Adhi Moersid © 2017 brilio.net

foto: archnet.org

Melalui tangan dingin sang arsitek, Masjid KH Hasyim Asy'ari ini akan menjadi masjid pertama yang menerapkan urban argriculture. Adhi Moersid sendiri merupakan salah satu arsitek Indonesia yang telah malang melintang di dunia arsitektur.

Banyak karya yang telah diciptakan oleh Adhi. Karya-karya tersebut pun telah dibukukan dengan judul 'KAGUNAN: Karya Arsitektur Adhi Moersid'. Ia juga pernah menjadi seorang ketua kehormatan dalam Ikatan Arsitek Indonesia sejak tahun 1989. Selain itu, Adhi juga menjadi wakil ketua Arsitek Regional Council Asia (ARCASIA) tahun 1987-1989.

Dia juga sempat menjadi seorang pengajar di Institut Kesenian Jakarta dan penguji eksternal untuk beberapa sekolah arsitektur di Indonesia.
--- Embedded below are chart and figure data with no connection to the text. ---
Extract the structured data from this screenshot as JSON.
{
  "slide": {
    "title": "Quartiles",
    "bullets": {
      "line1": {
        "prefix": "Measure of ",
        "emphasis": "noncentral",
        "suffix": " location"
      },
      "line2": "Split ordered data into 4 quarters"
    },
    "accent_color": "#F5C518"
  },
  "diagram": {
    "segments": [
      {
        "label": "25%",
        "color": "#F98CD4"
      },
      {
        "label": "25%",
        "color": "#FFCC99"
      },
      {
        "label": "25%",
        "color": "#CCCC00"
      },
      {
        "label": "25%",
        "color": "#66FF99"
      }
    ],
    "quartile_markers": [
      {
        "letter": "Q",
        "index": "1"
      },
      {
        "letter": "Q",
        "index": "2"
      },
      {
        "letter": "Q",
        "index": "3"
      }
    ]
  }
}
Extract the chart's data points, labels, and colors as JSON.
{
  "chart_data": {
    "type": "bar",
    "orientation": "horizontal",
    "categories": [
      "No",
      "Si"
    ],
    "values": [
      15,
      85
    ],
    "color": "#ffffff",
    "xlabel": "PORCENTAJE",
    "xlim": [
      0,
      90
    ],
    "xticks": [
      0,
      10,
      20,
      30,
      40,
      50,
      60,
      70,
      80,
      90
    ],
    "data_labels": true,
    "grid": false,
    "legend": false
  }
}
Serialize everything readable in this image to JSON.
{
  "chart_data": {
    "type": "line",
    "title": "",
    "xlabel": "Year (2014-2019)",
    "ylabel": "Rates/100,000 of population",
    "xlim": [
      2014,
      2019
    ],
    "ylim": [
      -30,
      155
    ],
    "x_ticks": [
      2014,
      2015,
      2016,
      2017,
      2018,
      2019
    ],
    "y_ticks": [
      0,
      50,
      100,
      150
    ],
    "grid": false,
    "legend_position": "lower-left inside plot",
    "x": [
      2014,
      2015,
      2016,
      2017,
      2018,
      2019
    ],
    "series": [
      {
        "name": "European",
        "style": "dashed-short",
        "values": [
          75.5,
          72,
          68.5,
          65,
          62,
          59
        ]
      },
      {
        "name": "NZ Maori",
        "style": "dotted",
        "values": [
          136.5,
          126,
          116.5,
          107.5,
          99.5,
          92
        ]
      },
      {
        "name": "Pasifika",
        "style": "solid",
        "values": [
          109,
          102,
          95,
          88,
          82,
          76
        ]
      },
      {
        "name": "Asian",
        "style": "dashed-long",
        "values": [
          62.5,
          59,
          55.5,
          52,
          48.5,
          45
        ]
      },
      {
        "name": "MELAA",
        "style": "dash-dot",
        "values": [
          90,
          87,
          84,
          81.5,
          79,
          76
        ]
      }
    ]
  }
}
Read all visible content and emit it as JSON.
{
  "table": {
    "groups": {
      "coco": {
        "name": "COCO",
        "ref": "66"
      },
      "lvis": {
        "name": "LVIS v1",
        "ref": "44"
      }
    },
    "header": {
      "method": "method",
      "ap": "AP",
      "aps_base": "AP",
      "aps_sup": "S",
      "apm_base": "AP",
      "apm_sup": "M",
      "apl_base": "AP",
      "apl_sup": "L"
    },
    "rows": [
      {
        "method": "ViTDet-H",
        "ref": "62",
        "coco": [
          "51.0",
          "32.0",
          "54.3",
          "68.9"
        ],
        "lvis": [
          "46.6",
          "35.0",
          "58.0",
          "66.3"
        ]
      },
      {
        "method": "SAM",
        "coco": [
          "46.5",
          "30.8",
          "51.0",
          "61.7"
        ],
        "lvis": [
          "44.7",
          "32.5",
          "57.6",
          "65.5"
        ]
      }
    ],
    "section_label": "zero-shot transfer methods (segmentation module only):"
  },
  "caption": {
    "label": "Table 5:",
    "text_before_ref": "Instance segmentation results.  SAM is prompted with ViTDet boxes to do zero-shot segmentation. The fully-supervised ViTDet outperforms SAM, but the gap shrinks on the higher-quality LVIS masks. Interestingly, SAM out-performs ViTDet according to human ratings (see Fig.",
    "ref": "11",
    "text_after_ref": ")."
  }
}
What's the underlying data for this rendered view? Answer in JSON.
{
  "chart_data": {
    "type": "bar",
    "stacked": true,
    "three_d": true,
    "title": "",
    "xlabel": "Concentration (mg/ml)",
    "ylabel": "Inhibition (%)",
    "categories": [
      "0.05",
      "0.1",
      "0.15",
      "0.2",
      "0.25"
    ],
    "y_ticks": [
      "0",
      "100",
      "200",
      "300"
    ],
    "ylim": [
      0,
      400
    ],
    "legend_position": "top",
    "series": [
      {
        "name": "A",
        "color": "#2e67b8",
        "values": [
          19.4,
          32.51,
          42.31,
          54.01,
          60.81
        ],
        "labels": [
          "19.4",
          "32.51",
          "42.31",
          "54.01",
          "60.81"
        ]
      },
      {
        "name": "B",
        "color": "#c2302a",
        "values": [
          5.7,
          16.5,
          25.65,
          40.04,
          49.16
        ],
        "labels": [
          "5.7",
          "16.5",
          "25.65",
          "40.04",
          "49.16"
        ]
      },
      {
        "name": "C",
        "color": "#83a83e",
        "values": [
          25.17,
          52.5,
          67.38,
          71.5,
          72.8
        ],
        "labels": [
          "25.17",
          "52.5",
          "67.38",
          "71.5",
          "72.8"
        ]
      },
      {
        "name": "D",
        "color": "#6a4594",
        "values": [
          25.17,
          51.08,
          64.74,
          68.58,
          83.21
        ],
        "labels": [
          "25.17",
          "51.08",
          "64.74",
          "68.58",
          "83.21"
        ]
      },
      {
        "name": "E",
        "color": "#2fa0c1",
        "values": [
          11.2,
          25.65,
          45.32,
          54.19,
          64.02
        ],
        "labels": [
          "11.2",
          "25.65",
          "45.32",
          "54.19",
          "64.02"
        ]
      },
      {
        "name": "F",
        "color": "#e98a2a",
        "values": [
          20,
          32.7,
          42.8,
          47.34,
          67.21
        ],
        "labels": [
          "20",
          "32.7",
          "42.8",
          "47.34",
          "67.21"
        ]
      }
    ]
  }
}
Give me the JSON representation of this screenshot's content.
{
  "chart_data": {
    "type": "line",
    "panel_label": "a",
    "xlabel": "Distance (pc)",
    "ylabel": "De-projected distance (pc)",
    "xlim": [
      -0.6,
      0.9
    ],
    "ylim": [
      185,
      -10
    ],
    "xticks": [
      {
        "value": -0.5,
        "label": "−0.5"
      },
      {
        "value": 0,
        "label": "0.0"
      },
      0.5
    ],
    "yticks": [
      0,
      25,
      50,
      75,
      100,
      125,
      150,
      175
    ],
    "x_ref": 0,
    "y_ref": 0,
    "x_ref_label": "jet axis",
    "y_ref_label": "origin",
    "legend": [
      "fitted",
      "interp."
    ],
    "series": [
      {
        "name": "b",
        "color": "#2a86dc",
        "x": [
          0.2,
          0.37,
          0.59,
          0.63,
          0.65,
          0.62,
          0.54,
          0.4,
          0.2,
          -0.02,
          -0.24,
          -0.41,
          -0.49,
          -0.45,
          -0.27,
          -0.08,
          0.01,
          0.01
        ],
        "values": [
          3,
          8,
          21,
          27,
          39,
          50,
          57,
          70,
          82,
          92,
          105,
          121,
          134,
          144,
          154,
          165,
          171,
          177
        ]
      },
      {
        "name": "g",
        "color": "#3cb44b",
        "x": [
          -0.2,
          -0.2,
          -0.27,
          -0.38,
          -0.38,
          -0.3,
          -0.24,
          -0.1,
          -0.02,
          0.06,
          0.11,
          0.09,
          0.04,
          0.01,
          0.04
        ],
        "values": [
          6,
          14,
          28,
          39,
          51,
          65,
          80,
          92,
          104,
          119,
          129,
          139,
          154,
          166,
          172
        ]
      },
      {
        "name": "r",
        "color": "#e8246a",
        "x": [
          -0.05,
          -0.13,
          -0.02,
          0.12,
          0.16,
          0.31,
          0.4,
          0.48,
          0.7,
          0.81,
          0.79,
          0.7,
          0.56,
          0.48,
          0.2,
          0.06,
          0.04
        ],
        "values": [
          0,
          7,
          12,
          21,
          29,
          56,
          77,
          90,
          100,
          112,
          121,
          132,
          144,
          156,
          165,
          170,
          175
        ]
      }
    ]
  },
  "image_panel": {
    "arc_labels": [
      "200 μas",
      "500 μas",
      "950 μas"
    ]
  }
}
Prestasi dan keahliannya pun diapresiasi. Pada 1986, Adhi Moersid mendapat gelar kehormatan dari Aga Khan Award untuk arsitektur Masjid Said Naum di Jakarta.

Adhi Moersid menjadi salah satu arsitek yang mampu memberikan pengaruh bagi perkembangan Indonesia. Ia juga memiliki biro arsitek terbesar di tahun 1970-an bernama Atelier 6. Banyak orang mengagumi karya-karya dari Adhi Moersid.